Surabhi Arora, senior associate director – research, Colliers International, says “There is a mismatch between the expectations of buyers and sellers in this segment, where the buyers are looking for deep discounts, while sellers are in a holding mode. Thus, the market is not witnessing much transactions. Investors are in a wait-and-watch mode currently and are not willing to give deep discounts. While exit is an issue with projects that are under construction or delayed, it is not as much of a problem in a completed project. Nevertheless, renting is one of the options, if somebody is not satisfied with the ROI achieved and have the holding capacity.”
Investors have also been hit by delays in the completion of projects. One such investor, who wishes to remain anonymous, explains how “Almost all the projects where I had invested in 2008, are running behind schedule. Due to this, my interest outflow on all the loans have gone up. In the absence of any buyer and favourable prices, I have not been able to exit. Now, when I get the possession, I will rent out the units.” The investor revealed that he had put in substantial amounts in projects in Dwarka Expressway and Noida Expressway.
Rental market scenario in the NCR
Markets are under pressure, on account of delayed projects, subdued business sentiments and oversupply.
While overall rents are stable in Gurugram, markets such as Noida and Ghaziabad, are reeling under pressure, because of huge supply in the peripheral micro-markets such as Noida Extension and Noida Expressway. Even the newly-developed sectors of Noida, such as Sectors 70 to 78, have been affected. “Rentals have already come down by around 15% to 20% and we anticipate that it will largely remain stable in these micro-markets,” adds Arora.

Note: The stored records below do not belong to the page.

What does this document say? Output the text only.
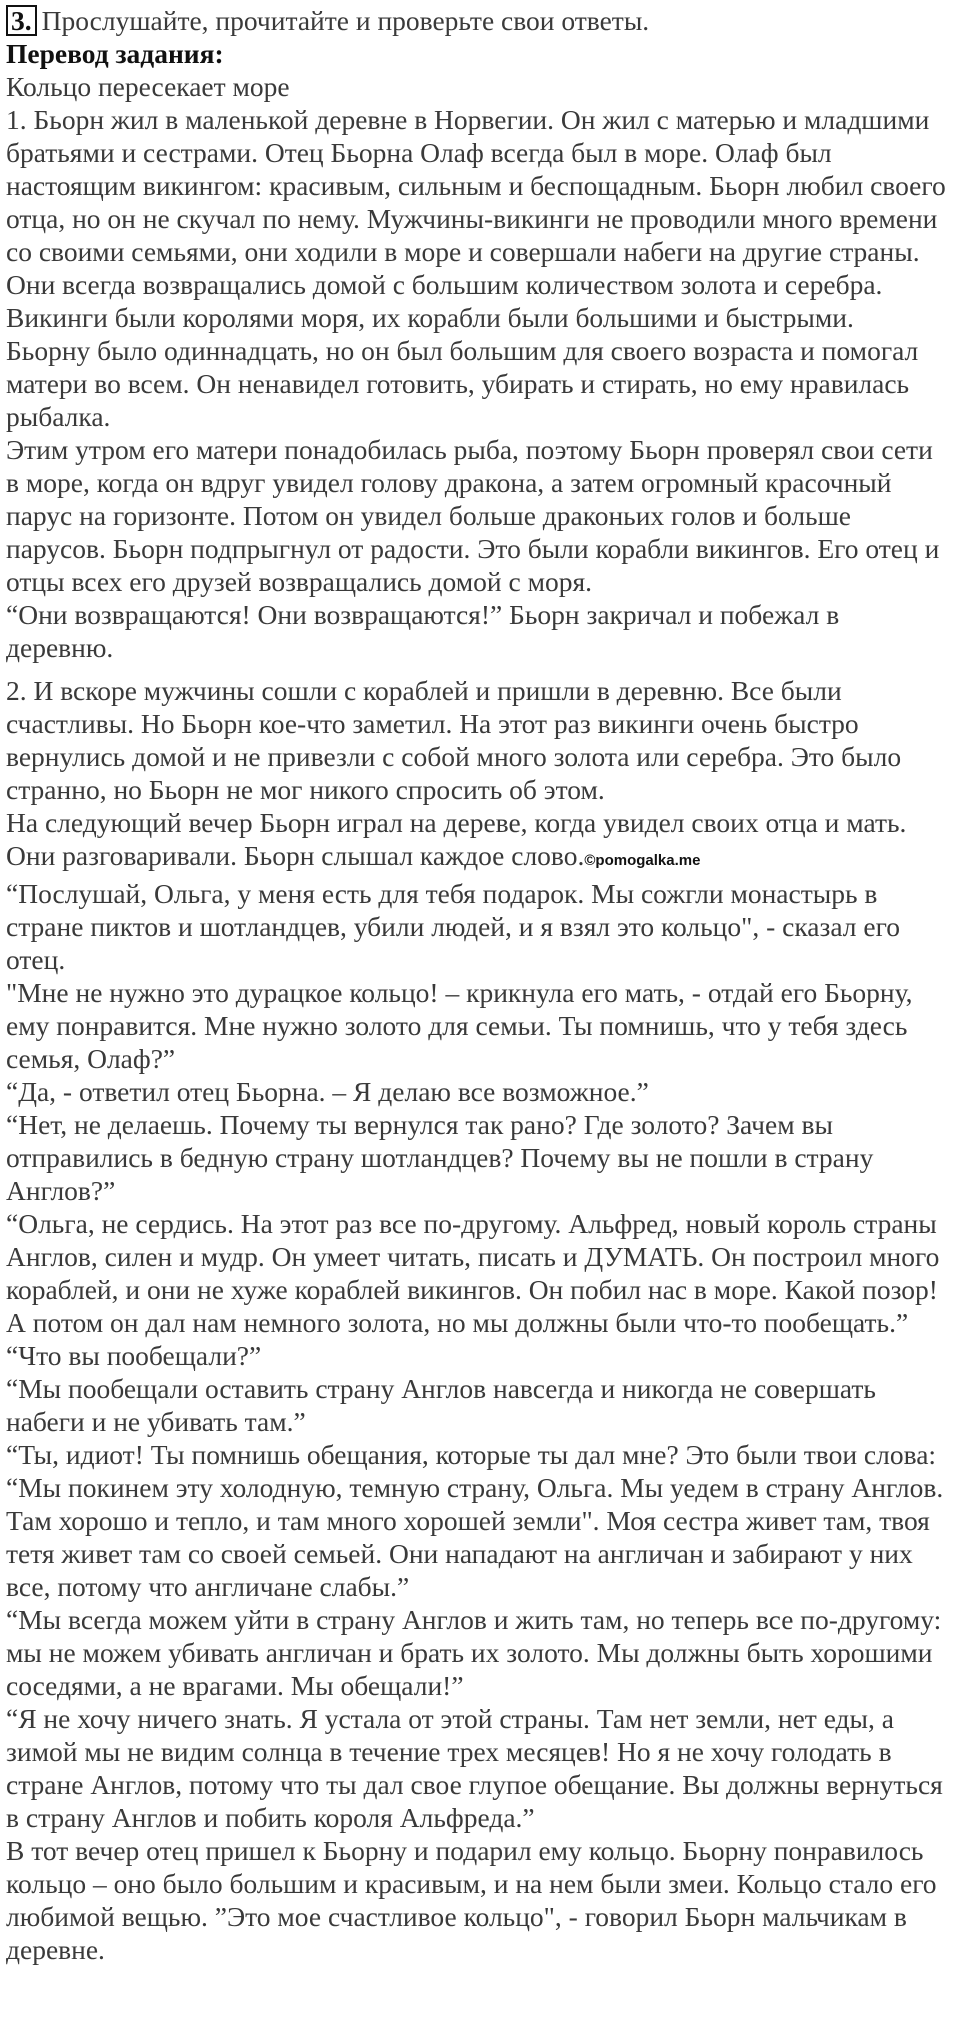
3. Прослушайте, прочитайте и проверьте свои ответы.
Перевод задания:
Кольцо пересекает море

1. Бьорн жил в маленькой деревне в Норвегии. Он жил с матерью и младшими братьями и сестрами. Отец Бьорна Олаф всегда был в море. Олаф был настоящим викингом: красивым, сильным и беспощадным. Бьорн любил своего отца, но он не скучал по нему. Мужчины-викинги не проводили много времени со своими семьями, они ходили в море и совершали набеги на другие страны. Они всегда возвращались домой с большим количеством золота и серебра. Викинги были королями моря, их корабли были большими и быстрыми.

Бьорну было одиннадцать, но он был большим для своего возраста и помогал матери во всем. Он ненавидел готовить, убирать и стирать, но ему нравилась рыбалка.

Этим утром его матери понадобилась рыба, поэтому Бьорн проверял свои сети в море, когда он вдруг увидел голову дракона, а затем огромный красочный парус на горизонте. Потом он увидел больше драконьих голов и больше парусов. Бьорн подпрыгнул от радости. Это были корабли викингов. Его отец и отцы всех его друзей возвращались домой с моря.

“Они возвращаются! Они возвращаются!” Бьорн закричал и побежал в деревню.

2. И вскоре мужчины сошли с кораблей и пришли в деревню. Все были счастливы. Но Бьорн кое-что заметил. На этот раз викинги очень быстро вернулись домой и не привезли с собой много золота или серебра. Это было странно, но Бьорн не мог никого спросить об этом.

На следующий вечер Бьорн играл на дереве, когда увидел своих отца и мать. Они разговаривали. Бьорн слышал каждое слово.©pomogalka.me

“Послушай, Ольга, у меня есть для тебя подарок. Мы сожгли монастырь в стране пиктов и шотландцев, убили людей, и я взял это кольцо", - сказал его отец.

"Мне не нужно это дурацкое кольцо! – крикнула его мать, - отдай его Бьорну, ему понравится. Мне нужно золото для семьи. Ты помнишь, что у тебя здесь семья, Олаф?”

“Да, - ответил отец Бьорна. – Я делаю все возможное.”

“Нет, не делаешь. Почему ты вернулся так рано? Где золото? Зачем вы отправились в бедную страну шотландцев? Почему вы не пошли в страну Англов?”

“Ольга, не сердись. На этот раз все по-другому. Альфред, новый король страны Англов, силен и мудр. Он умеет читать, писать и ДУМАТЬ. Он построил много кораблей, и они не хуже кораблей викингов. Он побил нас в море. Какой позор! А потом он дал нам немного золота, но мы должны были что-то пообещать.”

“Что вы пообещали?”

“Мы пообещали оставить страну Англов навсегда и никогда не совершать набеги и не убивать там.”

“Ты, идиот! Ты помнишь обещания, которые ты дал мне? Это были твои слова: “Мы покинем эту холодную, темную страну, Ольга. Мы уедем в страну Англов. Там хорошо и тепло, и там много хорошей земли". Моя сестра живет там, твоя тетя живет там со своей семьей. Они нападают на англичан и забирают у них все, потому что англичане слабы.”

“Мы всегда можем уйти в страну Англов и жить там, но теперь все по-другому: мы не можем убивать англичан и брать их золото. Мы должны быть хорошими соседями, а не врагами. Мы обещали!”

“Я не хочу ничего знать. Я устала от этой страны. Там нет земли, нет еды, а зимой мы не видим солнца в течение трех месяцев! Но я не хочу голодать в стране Англов, потому что ты дал свое глупое обещание. Вы должны вернуться в страну Англов и побить короля Альфреда.”

В тот вечер отец пришел к Бьорну и подарил ему кольцо. Бьорну понравилось кольцо – оно было большим и красивым, и на нем были змеи. Кольцо стало его любимой вещью. ”Это мое счастливое кольцо", - говорил Бьорн мальчикам в деревне.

Rental rates in newly-developed destinations
|Micro-markets||City||Configuration available||Rental range (in Rs per month)|
|Sectors 70-78||Noida||2-4 BHK||13,000-15,000|
|Completed projects of Greater Noida West (Noida Extension)||Greater Noida||2 BHK onwards||7,500-15,000|
|Dwarka Expressway||Gurugram||2-4 BHK||12,000-15,000|
|Noida-Greater Noida Expressway||Noida||2-4 BHK||12,000-18,000|
|Crossings Republik||Ghaziabad||Mostly 2-3 BHK||10,000-12,000|
|Vaishali and Vasundhara||Ghaziabad||2-3 BHK||10,000-20,000|
The above trend chart is indicative
What it means for buyers and investors?
The overall market tends to favour buyers. Buyers and those looking for rental apartments, can negotiate hard to get reasonable prices. Investors who can hold on to their stock, can put these units on rent. On the other hand, those who require immediate money, should consider selling their units with some loss. “If the project is delayed without any hope of completion, you can also think of seeking legal recourse for exiting the project,” adds Rajiv Mehrotra of Sunshine Properties. With the infusion of funds from private equity firms, more projects will near completion, resulting in increased supply. This may also result in property prices coming down.